The specialty pharma will complement Pfizer's pain drugs -- Celebrex and Lyrica -- quite nicely. King sells Avinza, an extended-release morphine; Embeda, an abuse-resistant morphine; and a patch for localized pain called the Flector Patch. King also has an animal health business that can be integrated into Pfizer's.

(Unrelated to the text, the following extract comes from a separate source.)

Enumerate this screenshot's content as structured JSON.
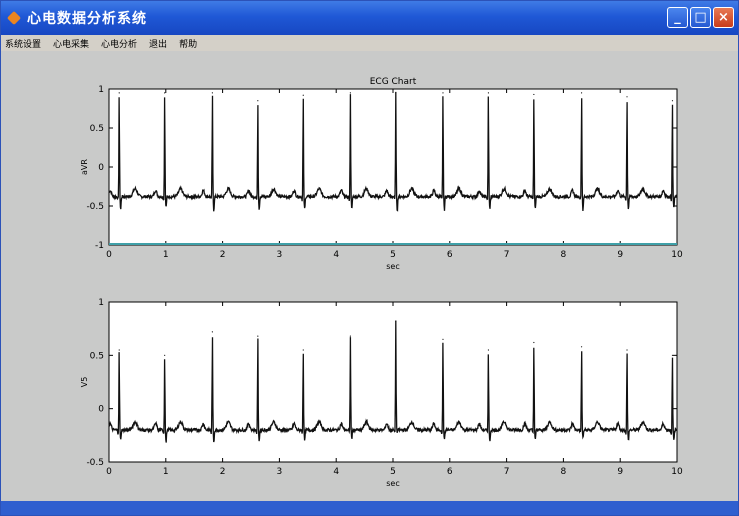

This is exactly the kind of deal that Pfizer should have been looking at when it went out and purchased Wyeth. For the $68 billion Pfizer paid to purchase Wyeth, it could have made nearly 19 deals the size of the King deal. If it could find 19 deals at the same price-to-sales ratio as King, Pfizer could add $31 billion to its revenue. Wyeth? It added only $22 billion.

The comparison only gets better. I'd certainly take 19 pipelines the size of King's rather than what Wyeth added to the equation. And it seems easier to integrate smaller acquisitions than larger ones. The cost savings appear to be somewhat similar; Pfizer says it'll be able to save $200 million or about 5.5% of the purchase price because of efficiency, and the Wyeth integration was projected to save 5.9% of the purchase price.

Of course, the idea of buying so many small drugmakers is easier said than done. There are only so many small and medium-sized drugmakers; that's why Genzyme (Nasdaq: GENZ) has the upper hand in negotiations over sanofi-aventis (NYSE: SNY). And Pfizer has to compete with Sanofi, Novartis (NYSE: NVS), Bristol-Myers Squibb (NYSE: BMY), and others that are going after the same assets. Pfizer, after all, did have to ante up a 40% premium to gain control of King.

The solution for Pfizer, which I proposed last week, is to slim down, selling off non-drug assets like its animal health and consumer health businesses. Pfizer wouldn't be the king anymore, but at least additions of drugmakers the size of King would be meaningful to revenue and earnings.